Erste KI-gesteuerte Ransomware-Attacke benötigte menschliche Beteiligung
Die technische Ausführung der ersten bekannten Ransomware-Attacke durch einen KI-Agenten erforderte weiterhin menschliche Anleitung. Eine Person wählte das Opfer aus und bereitete den Angriff vor.

Ein KI-Agent führte die technische Ausführung eines Ransomware-Angriffs zum ersten bekannten Mal durch, aber neue Details zeigen, dass ein Mensch immer noch an der Auswahl des Opfers, dem Aufbau der Infrastruktur und der Bereitstellung gestohlener Anmeldeinformationen beteiligt war. Dies deutet darauf hin, dass es nicht das vollständig autonome Cybercrime-Debüt war, das die Schlagzeilen der letzten Woche suggerierten.
Der Angriff wurde von einem KI-gestützten Bot durchgeführt, der darauf ausgelegt war, Schwachstellen in Unternehmensnetzwerken zu identifizieren und auszunutzen. Der Bot wurde von einem menschlichen Betreiber gesteuert, der die Ziele festlegte und den notwendigen Zugriff bereitstellte.
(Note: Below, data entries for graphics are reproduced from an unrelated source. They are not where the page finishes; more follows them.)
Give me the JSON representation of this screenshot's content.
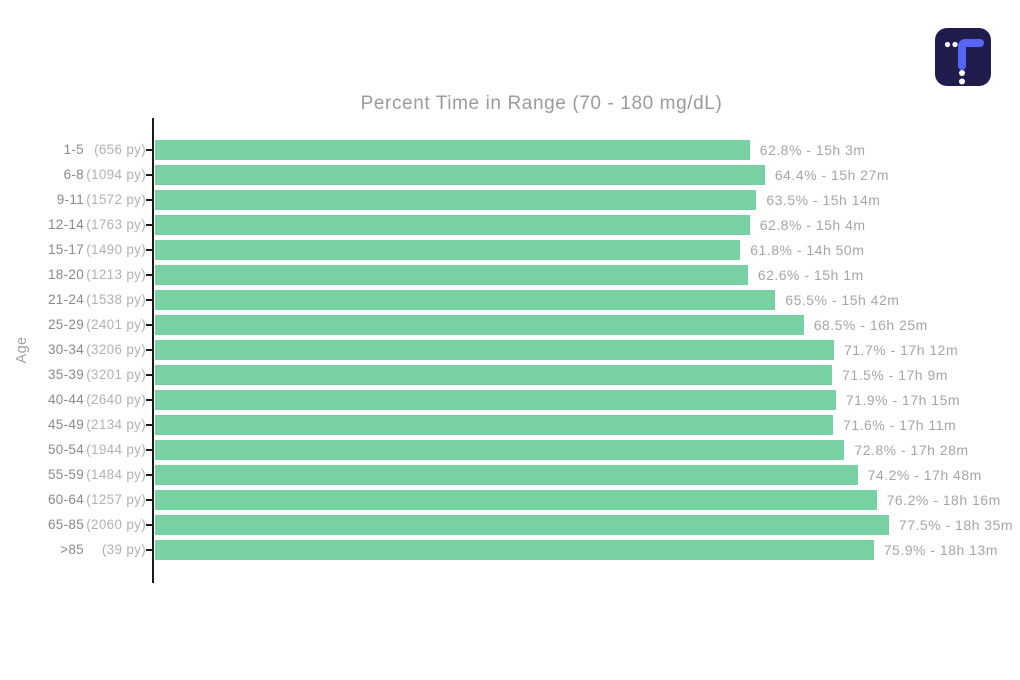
{
  "page": {
    "background_color": "#ffffff"
  },
  "logo": {
    "name": "tidepool-logo",
    "background_color": "#211c4e",
    "accent_color": "#5766f2",
    "dot_color": "#ffffff"
  },
  "chart_data": {
    "type": "bar",
    "orientation": "horizontal",
    "title": "Percent Time in Range (70 - 180 mg/dL)",
    "xlabel": "",
    "ylabel": "Age",
    "value_unit": "%",
    "xlim": [
      0,
      82
    ],
    "grid": false,
    "legend": "none",
    "bar_color": "#77d1a3",
    "axis_color": "#1c1c1c",
    "rows": [
      {
        "age": "1-5",
        "person_years": 656,
        "percent": 62.8,
        "time": "15h 3m"
      },
      {
        "age": "6-8",
        "person_years": 1094,
        "percent": 64.4,
        "time": "15h 27m"
      },
      {
        "age": "9-11",
        "person_years": 1572,
        "percent": 63.5,
        "time": "15h 14m"
      },
      {
        "age": "12-14",
        "person_years": 1763,
        "percent": 62.8,
        "time": "15h 4m"
      },
      {
        "age": "15-17",
        "person_years": 1490,
        "percent": 61.8,
        "time": "14h 50m"
      },
      {
        "age": "18-20",
        "person_years": 1213,
        "percent": 62.6,
        "time": "15h 1m"
      },
      {
        "age": "21-24",
        "person_years": 1538,
        "percent": 65.5,
        "time": "15h 42m"
      },
      {
        "age": "25-29",
        "person_years": 2401,
        "percent": 68.5,
        "time": "16h 25m"
      },
      {
        "age": "30-34",
        "person_years": 3206,
        "percent": 71.7,
        "time": "17h 12m"
      },
      {
        "age": "35-39",
        "person_years": 3201,
        "percent": 71.5,
        "time": "17h 9m"
      },
      {
        "age": "40-44",
        "person_years": 2640,
        "percent": 71.9,
        "time": "17h 15m"
      },
      {
        "age": "45-49",
        "person_years": 2134,
        "percent": 71.6,
        "time": "17h 11m"
      },
      {
        "age": "50-54",
        "person_years": 1944,
        "percent": 72.8,
        "time": "17h 28m"
      },
      {
        "age": "55-59",
        "person_years": 1484,
        "percent": 74.2,
        "time": "17h 48m"
      },
      {
        "age": "60-64",
        "person_years": 1257,
        "percent": 76.2,
        "time": "18h 16m"
      },
      {
        "age": "65-85",
        "person_years": 2060,
        "percent": 77.5,
        "time": "18h 35m"
      },
      {
        "age": ">85",
        "person_years": 39,
        "percent": 75.9,
        "time": "18h 13m"
      }
    ]
  }
}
Die KI übernahm dann die eigentliche Bereitstellung der Malware und die Verschlüsselung der Dateien.
Forscher betonen, dass KI zwar die technischen Aspekte eines Angriffs beschleunigt und verbessert, die menschliche Beteiligung an Entscheidungen auf hoher Ebene und der Strategieplanung jedoch weiterhin entscheidend ist. Vollständig autonome Angriffe, die unabhängig von menschlicher Eingabe sind, liegen noch in der Zukunft, aber dieser Vorfall unterstreicht das Potenzial von KI als Werkzeug für Cyberkriminalität.
Der Vorfall gibt Anlass zur Sorge bei Cybersicherheitsbehörden und Experten, da er die Eintrittsbarriere für hochentwickelte Cyberangriffe senken könnte. Mit fortschreitender KI-Technologie wird die Identifizierung und Abwehr solcher Bedrohungen zunehmend schwieriger.